Los Angeles Kings Captain Dustin Brown attempted to avoid a collision at the last moment before his rear leg made contact with the right knee of San Jose Sharks 20-year-old forward Tomas Hertl on December 19 at STAPLES Center.
At the time no injury was announced but Brown got a game misconduct and five minute major for kneeing. Kings coach Darryl Sutter alongside fans did not agree, stating it wasn’t an appropriate call.
Brown told Jon Rosen of lakingsinsider.com about the collision the following day, December 20:
“Like I said, I can understand if my knee changed positions, if my leg changed positions, if I was leaning into him. But, in my opinion, the video clearly shows me trying to avoid collision. My leg is just as much at risk as his leg in a collision like that. If I have weight on my right leg, and then I’m sturdy on that leg and leaning in this way, maybe it’s different. Like I said, I’m just as much at risk in that play as he is.”
He added about whether the game misconduct was a right or wrong call. “I think it’s wrong. I understand why they call it. It happens really fast. The refs don’t have the benefit of watching a replay, but I think the replay clearly shows me trying to avoid. It’s one of those where we’re kind of on the same tracks and deciding which way to go. I mean, it happens quick on the ice, but the replay shows I’m trying to get out of the way.”
Brown spent the remainder of the game exercising and rethinking what happened in the collision as he got to see the replay.
Later, after Brown’s interview, on December 23 it was announced that Hertl was going into surgery for his right knee and that the surgery should take place within the next five days. It was alos announced that he will be out longer than a month.

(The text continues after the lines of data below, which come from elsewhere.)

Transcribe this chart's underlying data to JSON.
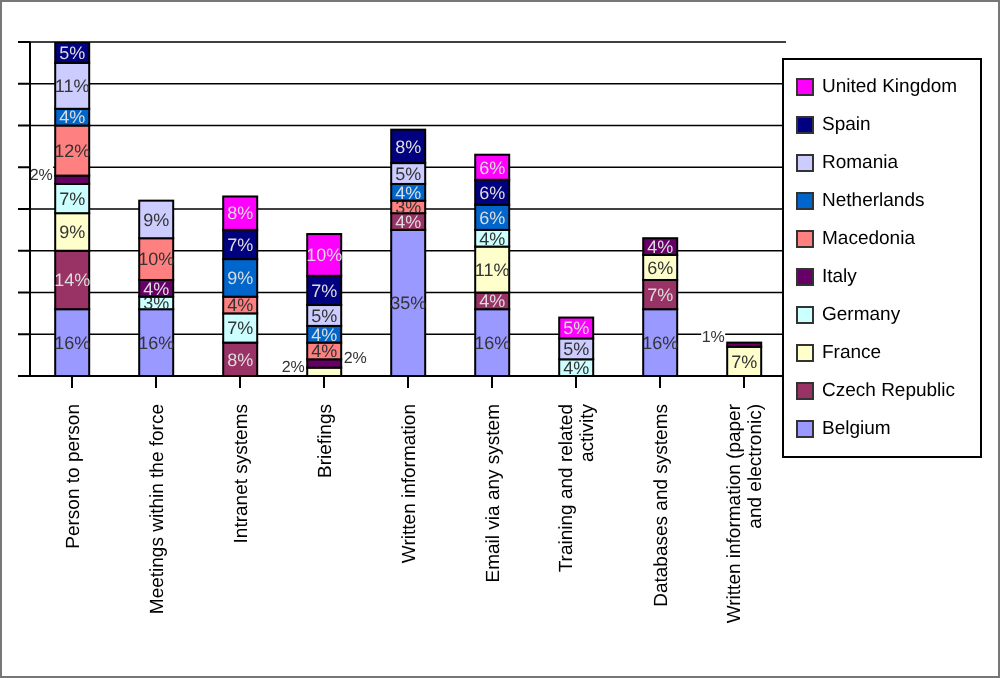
{
  "chart_data": {
    "type": "bar",
    "stacked": true,
    "categories": [
      "Person to person",
      "Meetings within the force",
      "Intranet systems",
      "Briefings",
      "Written information",
      "Email via any system",
      "Training and related activity",
      "Databases and systems",
      "Written information (paper and electronic)"
    ],
    "series": [
      {
        "name": "Belgium",
        "color": "#9999ff",
        "values": [
          16,
          16,
          null,
          null,
          35,
          16,
          null,
          16,
          null
        ],
        "value_labels": [
          "16%",
          "16%",
          null,
          null,
          "35%",
          "16%",
          null,
          "16%",
          null
        ]
      },
      {
        "name": "Czech Republic",
        "color": "#993366",
        "values": [
          14,
          null,
          8,
          null,
          4,
          4,
          null,
          7,
          null
        ],
        "value_labels": [
          "14%",
          null,
          "8%",
          null,
          "4%",
          "4%",
          null,
          "7%",
          null
        ]
      },
      {
        "name": "France",
        "color": "#ffffcc",
        "values": [
          9,
          null,
          null,
          2,
          null,
          11,
          null,
          6,
          7
        ],
        "value_labels": [
          "9%",
          null,
          null,
          "2%",
          null,
          "11%",
          null,
          "6%",
          "7%"
        ]
      },
      {
        "name": "Germany",
        "color": "#ccffff",
        "values": [
          7,
          3,
          7,
          null,
          null,
          4,
          4,
          null,
          null
        ],
        "value_labels": [
          "7%",
          "3%",
          "7%",
          null,
          null,
          "4%",
          "4%",
          null,
          null
        ]
      },
      {
        "name": "Italy",
        "color": "#660066",
        "values": [
          2,
          4,
          null,
          2,
          null,
          null,
          null,
          4,
          1
        ],
        "value_labels": [
          "2%",
          "4%",
          null,
          "2%",
          null,
          null,
          null,
          "4%",
          "1%"
        ]
      },
      {
        "name": "Macedonia",
        "color": "#ff8080",
        "values": [
          12,
          10,
          4,
          4,
          3,
          null,
          null,
          null,
          null
        ],
        "value_labels": [
          "12%",
          "10%",
          "4%",
          "4%",
          "3%",
          null,
          null,
          null,
          null
        ]
      },
      {
        "name": "Netherlands",
        "color": "#0066cc",
        "values": [
          4,
          null,
          9,
          4,
          4,
          6,
          null,
          null,
          null
        ],
        "value_labels": [
          "4%",
          null,
          "9%",
          "4%",
          "4%",
          "6%",
          null,
          null,
          null
        ]
      },
      {
        "name": "Romania",
        "color": "#ccccff",
        "values": [
          11,
          9,
          null,
          5,
          5,
          null,
          5,
          null,
          null
        ],
        "value_labels": [
          "11%",
          "9%",
          null,
          "5%",
          "5%",
          null,
          "5%",
          null,
          null
        ]
      },
      {
        "name": "Spain",
        "color": "#000080",
        "values": [
          5,
          null,
          7,
          7,
          8,
          6,
          null,
          null,
          null
        ],
        "value_labels": [
          "5%",
          null,
          "7%",
          "7%",
          "8%",
          "6%",
          null,
          null,
          null
        ]
      },
      {
        "name": "United Kingdom",
        "color": "#ff00ff",
        "values": [
          null,
          null,
          8,
          10,
          null,
          6,
          5,
          null,
          null
        ],
        "value_labels": [
          null,
          null,
          "8%",
          "10%",
          null,
          "6%",
          "5%",
          null,
          null
        ]
      }
    ],
    "ylim": [
      0,
      80
    ],
    "yticks": [
      {
        "value": 0,
        "label": null
      },
      {
        "value": 10,
        "label": null
      },
      {
        "value": 20,
        "label": null
      },
      {
        "value": 30,
        "label": null
      },
      {
        "value": 40,
        "label": null
      },
      {
        "value": 50,
        "label": null
      },
      {
        "value": 60,
        "label": null
      },
      {
        "value": 70,
        "label": null
      },
      {
        "value": 80,
        "label": null
      }
    ],
    "tick_labels": "x",
    "grid": "y",
    "legend": "right"
  }
}
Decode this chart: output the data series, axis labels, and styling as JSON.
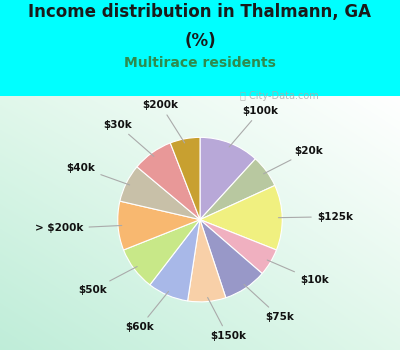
{
  "title_line1": "Income distribution in Thalmann, GA",
  "title_line2": "(%)",
  "subtitle": "Multirace residents",
  "bg_color": "#00ffff",
  "chart_bg_colors": [
    "#ffffff",
    "#d0ede0"
  ],
  "slices_labels": [
    "$100k",
    "$20k",
    "$125k",
    "$10k",
    "$75k",
    "$150k",
    "$60k",
    "$50k",
    "> $200k",
    "$40k",
    "$30k",
    "$200k"
  ],
  "slices_values": [
    11.0,
    6.0,
    12.0,
    5.0,
    8.0,
    7.0,
    7.5,
    8.0,
    9.0,
    7.0,
    7.5,
    5.5
  ],
  "slices_colors": [
    "#b8a8d8",
    "#b8c8a0",
    "#f0f080",
    "#f0b0c0",
    "#9898c8",
    "#f8d0a8",
    "#a8b8e8",
    "#c8e888",
    "#f8b870",
    "#c8c0a8",
    "#e89898",
    "#c8a030"
  ],
  "startangle": 90,
  "label_distance": 1.42,
  "label_fontsize": 7.5,
  "title_fontsize": 12,
  "subtitle_fontsize": 10,
  "watermark_text": "ⓘ City-Data.com",
  "watermark_color": "#aaaaaa"
}
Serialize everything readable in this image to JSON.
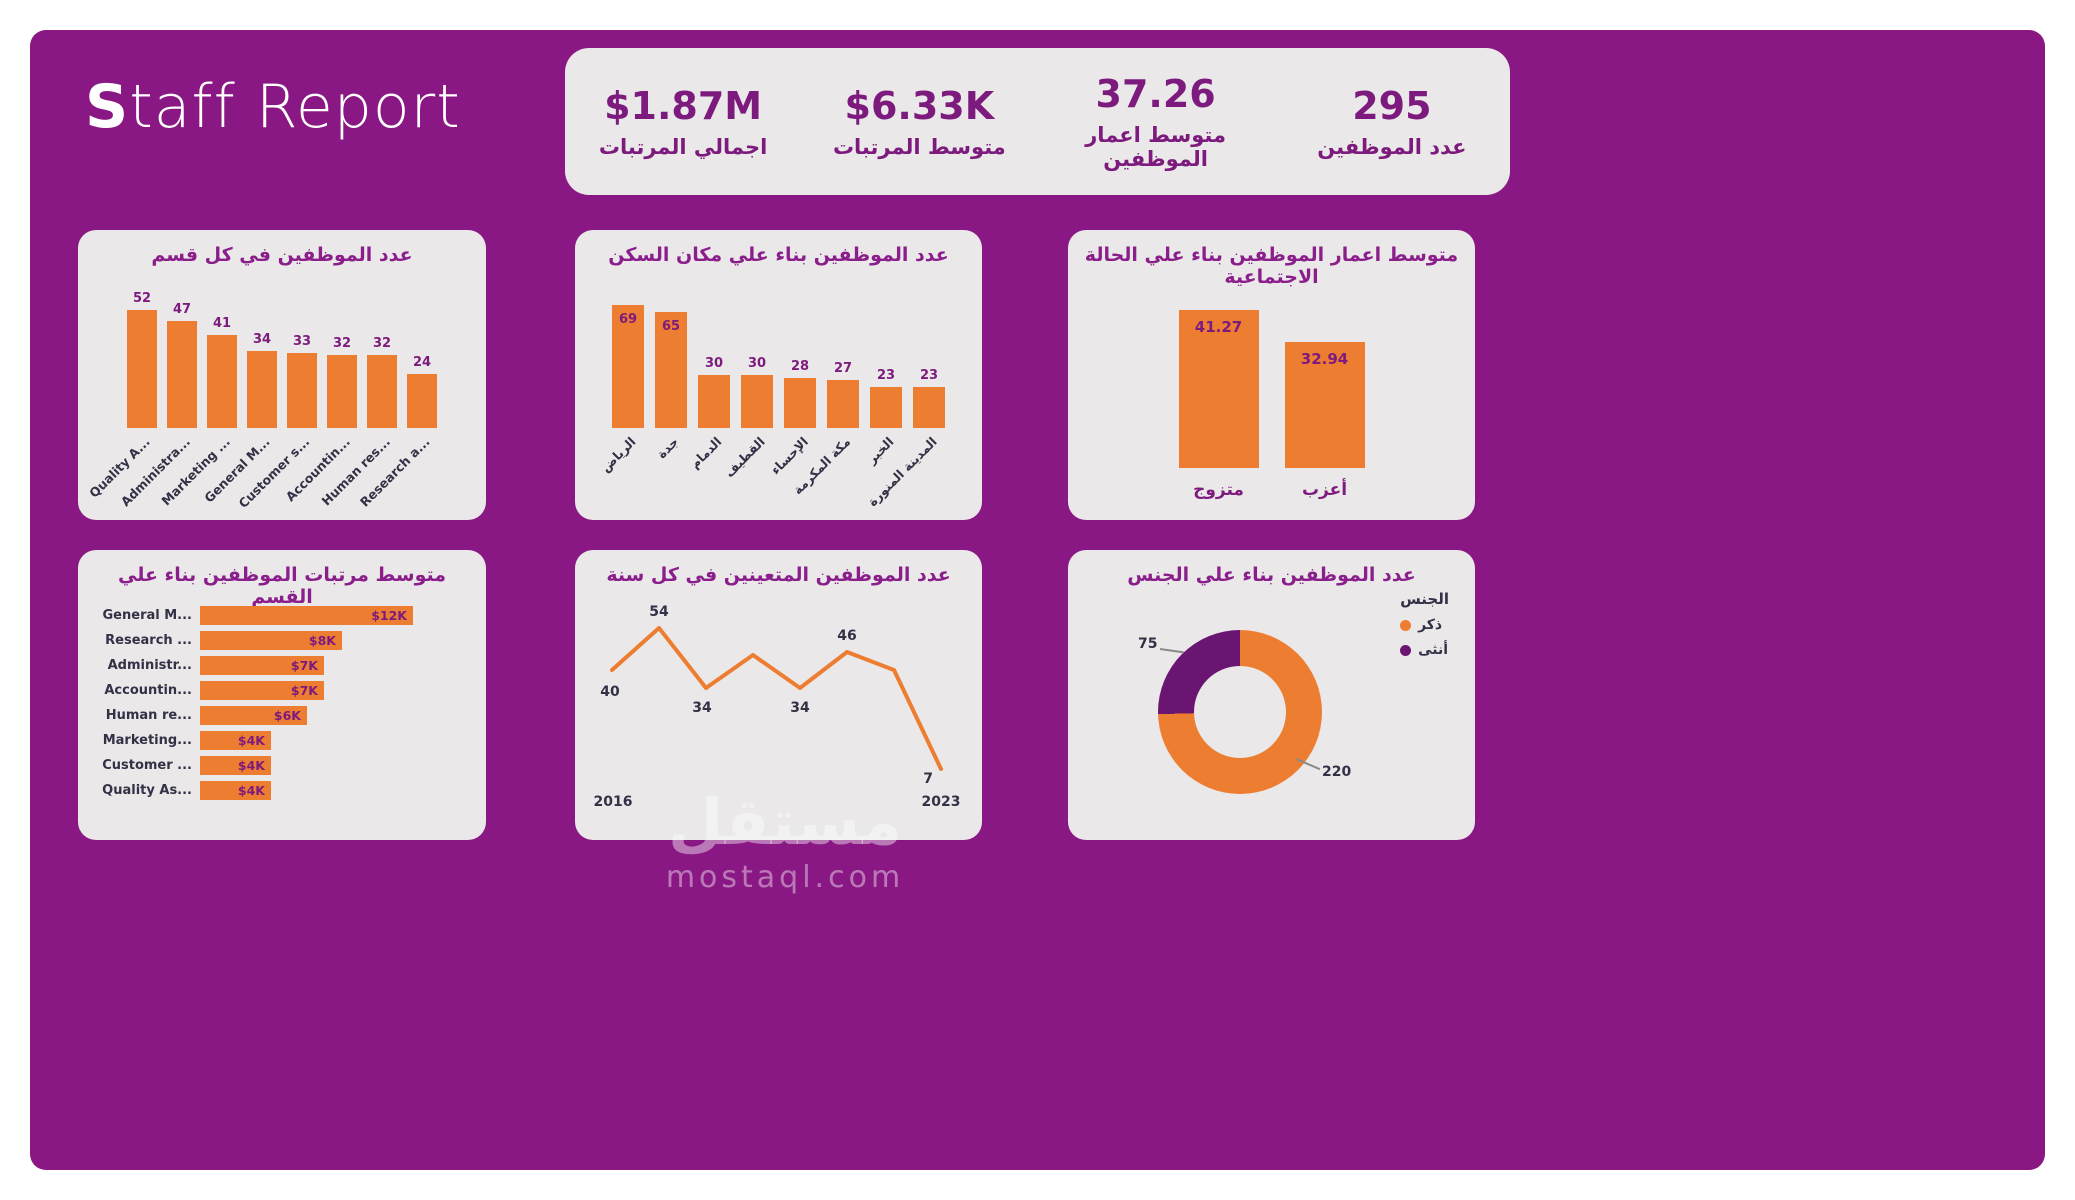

Kevin Kurz of CSNBayArea.com reported that Sharks general manager Dough Wilson expressed his dismay on the Kings response to the injury.
“Having played in this league a long time…when I was a rookie, I was tripped into a net in Hartford by the great Gordie Howe, and injured and carried off the ice,” Wilson said. “He came in between periods all the way around the rink to make sure I was OK. So, my response to the lack of, maybe, concern towards our player, is disappointing.”
“It’s the game of hockey. You play a playoff series, you play hard, guys battle, they fight, people get dinged up. At the end of the series, what do people do? They shake hands. As I said, all I know is Gordie Howe, one of the toughest, most physical guys that ever played, found time to come in and check on me. It’s a part of the game that I think makes our game the game that it is."